Ловкость этого агента видна из того, что ему даже было позволено в некоторых важных случаях пользоваться поездом диктатора Соморы.
Опытный агент знает, как действовать, чтобы не возбуждать подозрения, он лучше всего скроет свое лицо под маской грубости или глупости: спортсмен становится увальнем, подтянутый офицер и образованный джентльмен всегда могут скрыться под маской грязи, дурных манер и беспутной жизни.
Самый опасный момент работы разведчика – это передача сведений по назначению. Девять из десяти разведчиков, обнаруженных агентами контрразведки, проваливались вследствие ненадежности средств связи, которыми они пользовались. Во время мировой войны один немецкий агент использовал реку Скарп, протекающую вблизи Арраса, от британских позиций к немецким: он надрезал рыб, вкладывал в эти надрезы свои сообщения и доверял рыбу с военной информацией реке для доставки по назначению. Этот агент не был пойман, из переданных им сообщений было перехвачено только одно. Английским солдатам приказали собирать и разбирать все отбросы, плывущие по реке мимо их позиций, и благодаря этому еще одна хитрая выдумка оказалась несостоятельной.

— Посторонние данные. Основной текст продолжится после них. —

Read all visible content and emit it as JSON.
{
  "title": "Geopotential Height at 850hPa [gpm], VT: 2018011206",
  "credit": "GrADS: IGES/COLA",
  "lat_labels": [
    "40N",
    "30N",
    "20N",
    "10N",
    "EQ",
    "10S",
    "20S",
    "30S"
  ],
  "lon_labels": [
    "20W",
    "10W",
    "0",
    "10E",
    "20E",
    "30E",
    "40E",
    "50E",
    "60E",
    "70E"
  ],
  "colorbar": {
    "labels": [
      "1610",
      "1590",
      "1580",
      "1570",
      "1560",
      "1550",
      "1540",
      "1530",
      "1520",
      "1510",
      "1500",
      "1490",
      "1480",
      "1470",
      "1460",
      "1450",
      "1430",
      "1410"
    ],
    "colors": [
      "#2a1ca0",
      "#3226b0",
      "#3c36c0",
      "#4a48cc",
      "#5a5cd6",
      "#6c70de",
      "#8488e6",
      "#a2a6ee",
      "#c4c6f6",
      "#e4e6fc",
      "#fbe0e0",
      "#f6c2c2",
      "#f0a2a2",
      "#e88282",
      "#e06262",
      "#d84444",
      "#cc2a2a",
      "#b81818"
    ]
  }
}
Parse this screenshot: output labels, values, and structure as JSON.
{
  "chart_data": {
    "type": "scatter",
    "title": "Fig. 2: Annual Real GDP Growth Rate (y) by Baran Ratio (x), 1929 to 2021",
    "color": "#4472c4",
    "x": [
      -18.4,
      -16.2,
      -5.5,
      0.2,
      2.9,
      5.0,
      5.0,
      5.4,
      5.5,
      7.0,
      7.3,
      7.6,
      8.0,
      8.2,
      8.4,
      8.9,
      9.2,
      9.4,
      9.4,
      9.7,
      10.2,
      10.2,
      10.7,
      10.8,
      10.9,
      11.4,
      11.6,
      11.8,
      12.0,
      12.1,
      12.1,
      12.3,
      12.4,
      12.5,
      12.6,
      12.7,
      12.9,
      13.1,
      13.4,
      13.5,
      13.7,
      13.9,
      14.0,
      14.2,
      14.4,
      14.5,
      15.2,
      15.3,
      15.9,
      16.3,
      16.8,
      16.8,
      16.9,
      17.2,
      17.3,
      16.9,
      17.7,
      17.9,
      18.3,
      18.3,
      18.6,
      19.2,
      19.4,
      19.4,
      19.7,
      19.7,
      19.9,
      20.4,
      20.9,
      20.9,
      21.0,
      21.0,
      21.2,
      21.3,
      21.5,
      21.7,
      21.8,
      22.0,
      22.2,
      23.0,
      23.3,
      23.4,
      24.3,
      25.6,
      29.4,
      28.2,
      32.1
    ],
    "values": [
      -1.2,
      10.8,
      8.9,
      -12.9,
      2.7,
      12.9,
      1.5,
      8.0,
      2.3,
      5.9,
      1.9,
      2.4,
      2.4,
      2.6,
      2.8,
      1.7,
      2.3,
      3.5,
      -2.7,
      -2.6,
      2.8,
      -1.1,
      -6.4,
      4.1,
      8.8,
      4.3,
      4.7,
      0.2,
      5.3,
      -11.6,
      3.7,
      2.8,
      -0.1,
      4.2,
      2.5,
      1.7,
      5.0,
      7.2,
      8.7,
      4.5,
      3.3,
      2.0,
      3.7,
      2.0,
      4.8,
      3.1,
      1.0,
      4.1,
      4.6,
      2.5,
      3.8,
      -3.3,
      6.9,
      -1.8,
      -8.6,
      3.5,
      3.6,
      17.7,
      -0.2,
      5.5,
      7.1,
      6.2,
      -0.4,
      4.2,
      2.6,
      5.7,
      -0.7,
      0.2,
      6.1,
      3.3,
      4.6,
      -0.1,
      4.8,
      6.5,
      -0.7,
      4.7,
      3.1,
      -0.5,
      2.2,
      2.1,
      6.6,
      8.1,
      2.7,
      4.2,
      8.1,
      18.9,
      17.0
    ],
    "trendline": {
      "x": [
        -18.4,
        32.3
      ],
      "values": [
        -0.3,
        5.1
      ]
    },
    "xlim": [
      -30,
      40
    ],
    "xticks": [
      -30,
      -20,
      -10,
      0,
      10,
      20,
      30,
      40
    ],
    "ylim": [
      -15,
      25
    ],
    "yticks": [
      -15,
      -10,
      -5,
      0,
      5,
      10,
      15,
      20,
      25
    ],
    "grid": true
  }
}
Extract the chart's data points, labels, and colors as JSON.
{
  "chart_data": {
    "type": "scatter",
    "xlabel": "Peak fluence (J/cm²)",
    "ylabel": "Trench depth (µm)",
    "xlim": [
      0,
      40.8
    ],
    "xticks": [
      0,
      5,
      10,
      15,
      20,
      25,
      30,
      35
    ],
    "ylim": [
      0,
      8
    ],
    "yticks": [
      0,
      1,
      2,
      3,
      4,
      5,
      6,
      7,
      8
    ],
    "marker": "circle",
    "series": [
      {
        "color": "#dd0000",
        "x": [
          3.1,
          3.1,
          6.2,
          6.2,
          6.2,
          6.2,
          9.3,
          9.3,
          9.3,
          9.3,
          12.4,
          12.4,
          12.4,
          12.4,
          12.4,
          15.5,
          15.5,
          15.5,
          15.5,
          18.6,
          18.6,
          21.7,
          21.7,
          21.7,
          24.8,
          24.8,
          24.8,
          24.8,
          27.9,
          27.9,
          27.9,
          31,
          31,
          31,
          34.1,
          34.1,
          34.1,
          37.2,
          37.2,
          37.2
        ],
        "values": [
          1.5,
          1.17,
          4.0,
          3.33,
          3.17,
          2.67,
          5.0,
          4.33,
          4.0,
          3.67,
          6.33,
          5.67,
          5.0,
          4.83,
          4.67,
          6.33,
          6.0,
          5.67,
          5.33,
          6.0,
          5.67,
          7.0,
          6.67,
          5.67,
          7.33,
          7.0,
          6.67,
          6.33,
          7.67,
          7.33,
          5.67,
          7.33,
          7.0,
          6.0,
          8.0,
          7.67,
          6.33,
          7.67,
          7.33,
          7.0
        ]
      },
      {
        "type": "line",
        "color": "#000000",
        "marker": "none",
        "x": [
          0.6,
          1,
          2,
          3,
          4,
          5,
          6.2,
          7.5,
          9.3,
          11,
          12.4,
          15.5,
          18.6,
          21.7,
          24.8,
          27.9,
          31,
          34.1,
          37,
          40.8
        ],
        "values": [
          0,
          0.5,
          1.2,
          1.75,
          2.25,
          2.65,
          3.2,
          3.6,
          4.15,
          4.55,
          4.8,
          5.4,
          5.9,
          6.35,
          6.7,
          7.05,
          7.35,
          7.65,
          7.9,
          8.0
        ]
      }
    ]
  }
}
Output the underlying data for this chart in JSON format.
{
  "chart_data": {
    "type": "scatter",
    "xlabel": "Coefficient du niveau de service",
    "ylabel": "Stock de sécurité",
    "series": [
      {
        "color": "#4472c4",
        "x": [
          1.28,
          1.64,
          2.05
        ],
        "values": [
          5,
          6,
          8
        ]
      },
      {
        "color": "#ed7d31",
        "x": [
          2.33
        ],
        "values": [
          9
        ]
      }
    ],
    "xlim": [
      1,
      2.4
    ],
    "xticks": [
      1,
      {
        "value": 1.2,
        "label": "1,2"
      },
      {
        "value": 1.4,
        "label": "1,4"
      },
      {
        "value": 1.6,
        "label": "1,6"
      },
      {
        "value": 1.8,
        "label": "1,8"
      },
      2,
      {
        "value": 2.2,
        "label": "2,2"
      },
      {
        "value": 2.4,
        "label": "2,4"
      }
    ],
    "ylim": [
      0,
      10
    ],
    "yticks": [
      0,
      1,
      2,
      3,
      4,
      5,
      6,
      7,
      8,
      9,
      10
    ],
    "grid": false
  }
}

Использование почтовых голубей было настолько обычным, что всем войскам на фронте приказывали стрелять по голубям, летящим в сторону противника. Достоверно установлено, что один голубь был выкрашен в яркие краски, чтобы походить на попугая, так как какой-то агент считал, что попугай во Фландрии привлечет к себе меньше внимания, чем голубь.
Химики обеих враждующих сторон изобретали новые и замечательные чернила всякий раз, когда секрет прежних становился известен противнику, и каждое такое изобретение посылалось тайными путями агентам. Поэтому чернила приготовлялись нередко в виде лекарств, мыла, зубной пасты и мазей. Но еще лучший способ посылки небольшого количества чернил заключался в том, что ничего не подозревающего путешественника просили передать какую-либо принадлежность туалета находящемуся за границей приятелю. Этот приятель – агент или его помощник, а принадлежность туалета (пальто, жилет, рубашка, брюки или пара носков) пропитывалась новыми чернилами. Такой простой процесс, как кипячение рубашки или носков, мог снабдить агента достаточным количеством чернил, чтобы покрывать поля газет или поверхность другой бумаги, которая может избежать бдительности цензора.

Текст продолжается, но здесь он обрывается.